April is Stress Awareness month, designed to bring to the fore the causes and cures for the modern day stress-epidemic. Managing stress in the workplace should be a priority for employers for many reasons, which we know that you know, so we’ll get straight to it. Here are some of the common stress related questions we are asked by clients and the HR industry, and some practical steps you can take to help your employees suffering with stress.
If you’d like more help to support your employees, please don’t hesitate to speak to a member of our team.
What signs should I look out for that may indicate one of my team is suffering from stress?
Changes in mood, behaviour, physical health or productivity might indicate that someone is suffering from stress. If you suspect this is the case, explain that you have noticed some changes and encourage the employee to talk to you.
Be sure to highlight that you want to support them. Encourage them to take breaks and take care of themselves and provide them with details of resources and support available.
What should I do if an employee says they are suffering from work related stress?

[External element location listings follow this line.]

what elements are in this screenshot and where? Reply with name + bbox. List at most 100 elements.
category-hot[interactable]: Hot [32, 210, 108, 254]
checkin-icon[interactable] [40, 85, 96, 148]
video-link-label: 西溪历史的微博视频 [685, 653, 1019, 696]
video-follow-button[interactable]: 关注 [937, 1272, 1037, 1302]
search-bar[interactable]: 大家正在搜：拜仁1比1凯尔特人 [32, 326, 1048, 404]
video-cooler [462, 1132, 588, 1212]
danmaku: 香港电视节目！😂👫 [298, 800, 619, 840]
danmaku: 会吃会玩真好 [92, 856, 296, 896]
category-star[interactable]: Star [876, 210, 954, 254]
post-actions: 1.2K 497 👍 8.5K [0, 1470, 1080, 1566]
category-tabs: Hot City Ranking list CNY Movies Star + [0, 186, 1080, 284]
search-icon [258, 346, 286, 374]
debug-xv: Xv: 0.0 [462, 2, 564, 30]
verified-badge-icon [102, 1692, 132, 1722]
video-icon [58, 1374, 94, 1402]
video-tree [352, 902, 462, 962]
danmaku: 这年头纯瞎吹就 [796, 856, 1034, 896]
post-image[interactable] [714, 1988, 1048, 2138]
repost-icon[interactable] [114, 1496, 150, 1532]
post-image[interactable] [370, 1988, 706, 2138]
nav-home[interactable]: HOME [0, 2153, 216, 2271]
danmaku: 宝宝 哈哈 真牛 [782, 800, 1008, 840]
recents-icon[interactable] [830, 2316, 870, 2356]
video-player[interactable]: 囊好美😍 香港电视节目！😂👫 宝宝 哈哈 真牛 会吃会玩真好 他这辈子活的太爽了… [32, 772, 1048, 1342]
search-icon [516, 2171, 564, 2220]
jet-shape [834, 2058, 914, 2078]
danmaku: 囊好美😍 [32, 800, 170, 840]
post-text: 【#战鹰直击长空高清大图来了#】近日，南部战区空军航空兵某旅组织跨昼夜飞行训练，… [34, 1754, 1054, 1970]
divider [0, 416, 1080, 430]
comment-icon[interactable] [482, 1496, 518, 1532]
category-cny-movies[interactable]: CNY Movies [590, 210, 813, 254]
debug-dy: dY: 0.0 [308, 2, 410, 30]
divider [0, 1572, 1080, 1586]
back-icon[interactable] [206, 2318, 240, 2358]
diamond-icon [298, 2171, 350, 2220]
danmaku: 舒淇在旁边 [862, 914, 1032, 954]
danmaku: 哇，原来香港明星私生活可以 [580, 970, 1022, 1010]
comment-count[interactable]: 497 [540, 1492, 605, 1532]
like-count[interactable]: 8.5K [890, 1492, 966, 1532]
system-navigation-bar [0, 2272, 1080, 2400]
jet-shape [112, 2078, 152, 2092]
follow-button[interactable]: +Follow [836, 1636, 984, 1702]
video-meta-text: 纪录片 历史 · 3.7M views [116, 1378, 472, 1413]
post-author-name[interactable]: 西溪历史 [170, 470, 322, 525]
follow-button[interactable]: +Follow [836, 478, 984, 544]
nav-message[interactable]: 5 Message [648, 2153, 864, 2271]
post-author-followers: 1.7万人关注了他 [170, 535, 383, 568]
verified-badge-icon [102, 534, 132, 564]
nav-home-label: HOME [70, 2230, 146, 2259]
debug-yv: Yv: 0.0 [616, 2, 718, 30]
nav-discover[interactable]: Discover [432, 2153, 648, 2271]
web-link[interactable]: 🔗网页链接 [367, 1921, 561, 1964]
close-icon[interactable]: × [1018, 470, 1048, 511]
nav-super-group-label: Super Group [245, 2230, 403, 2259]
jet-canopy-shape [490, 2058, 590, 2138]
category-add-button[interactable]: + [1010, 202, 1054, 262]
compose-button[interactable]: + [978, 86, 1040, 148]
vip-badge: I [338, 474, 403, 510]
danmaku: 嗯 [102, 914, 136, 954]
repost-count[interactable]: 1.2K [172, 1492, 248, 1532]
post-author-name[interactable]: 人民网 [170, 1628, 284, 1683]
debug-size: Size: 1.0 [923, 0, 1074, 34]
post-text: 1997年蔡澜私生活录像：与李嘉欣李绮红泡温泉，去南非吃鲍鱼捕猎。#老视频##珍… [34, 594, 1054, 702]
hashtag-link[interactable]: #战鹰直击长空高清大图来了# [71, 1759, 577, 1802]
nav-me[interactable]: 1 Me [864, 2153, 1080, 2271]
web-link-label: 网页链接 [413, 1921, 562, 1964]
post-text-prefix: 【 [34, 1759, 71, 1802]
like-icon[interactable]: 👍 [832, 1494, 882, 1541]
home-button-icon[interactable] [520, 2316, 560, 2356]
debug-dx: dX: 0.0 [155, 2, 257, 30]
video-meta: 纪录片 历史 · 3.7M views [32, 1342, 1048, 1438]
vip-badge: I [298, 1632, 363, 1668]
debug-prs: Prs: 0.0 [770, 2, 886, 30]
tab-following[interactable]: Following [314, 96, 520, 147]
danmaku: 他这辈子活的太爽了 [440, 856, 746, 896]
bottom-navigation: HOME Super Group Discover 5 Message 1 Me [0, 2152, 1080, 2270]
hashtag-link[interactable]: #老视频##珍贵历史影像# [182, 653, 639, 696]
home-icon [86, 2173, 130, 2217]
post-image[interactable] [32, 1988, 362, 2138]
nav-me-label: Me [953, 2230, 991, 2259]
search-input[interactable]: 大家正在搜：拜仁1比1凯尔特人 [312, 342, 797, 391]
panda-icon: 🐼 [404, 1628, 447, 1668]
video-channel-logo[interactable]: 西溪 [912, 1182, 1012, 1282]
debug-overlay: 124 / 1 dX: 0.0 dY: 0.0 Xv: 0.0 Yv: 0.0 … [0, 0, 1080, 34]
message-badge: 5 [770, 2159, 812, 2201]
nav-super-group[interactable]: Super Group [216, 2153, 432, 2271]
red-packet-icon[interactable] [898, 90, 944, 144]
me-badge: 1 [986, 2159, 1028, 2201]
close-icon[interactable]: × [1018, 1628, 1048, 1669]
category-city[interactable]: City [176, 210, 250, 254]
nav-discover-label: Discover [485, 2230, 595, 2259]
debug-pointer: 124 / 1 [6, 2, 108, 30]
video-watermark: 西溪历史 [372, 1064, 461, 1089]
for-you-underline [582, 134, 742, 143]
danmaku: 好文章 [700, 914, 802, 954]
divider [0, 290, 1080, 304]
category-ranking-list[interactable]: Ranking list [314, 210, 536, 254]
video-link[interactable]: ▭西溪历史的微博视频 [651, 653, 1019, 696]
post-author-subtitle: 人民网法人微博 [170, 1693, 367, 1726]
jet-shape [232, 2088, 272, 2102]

If the employee is feeling overwhelmed by a deadline, you may need to extend the deadline or provide additional help. If the stress appears to be wider than that, it may be appropriate to ask them to complete a Wellbeing Action Plan to identify and support early resolution of any issues and find creative solutions. You can download a free Wellbeing Action Plan from our resource hub here.
If you are concerned about the employee’s wellbeing, then an Occupational Health Report may be required to identify whether there is a health issue which needs to be considered.
It might be necessary to redistribute some work, provide more flexibility or make other changes to their working arrangements.
What should I do if an employee is absent due to stress, and feels too overwhelmed to participate in any meetings or discussions with the Company?
It may be that a reasonable time period is needed for the employee to feel well enough to engage in any processes. If this becomes extended, you may need to obtain advice from a medical professional or Occupational Health about the employee’s fitness to participate in any process. You may also need to take legal advice if you are considering progressing any process which may impact their employment. Drop us a line here if you need support in this area.
How can managers prevent stress in the workplace?
- Create a supportive work environment. This means providing employees with the resources and support they need to do their jobs effectively. It also means creating a culture where employees feel comfortable talking about stress and seeking help when they need it.
- Encourage employees to take breaks and not work excessive hours. This will help them to avoid burnout and stay refreshed and productive.
- Offer flexible work arrangements which can help employees to better manage their work-life balance and reduce stress levels.
- Carry out risk assessments to identify potential stressors within roles and working patterns and take action to eliminate / minimise these wherever possible.
- Provide access to Employee Assistance Programmes and other resources to support employee wellbeing.
- Provide training on stress management and coping skills. This can help employees to identify and manage stress in their own lives.
- Be proactive in addressing stress-related issues. If you see an employee who is struggling with stress, talk to them and offer your support.
- Take care of yourself! Make sure to take care of yourself so that you can be the best possible leader and role model.
And finally, take a look at the Bupa business toolkit for managing stress in the workplace, there are some great resources that can help you hit the ground running.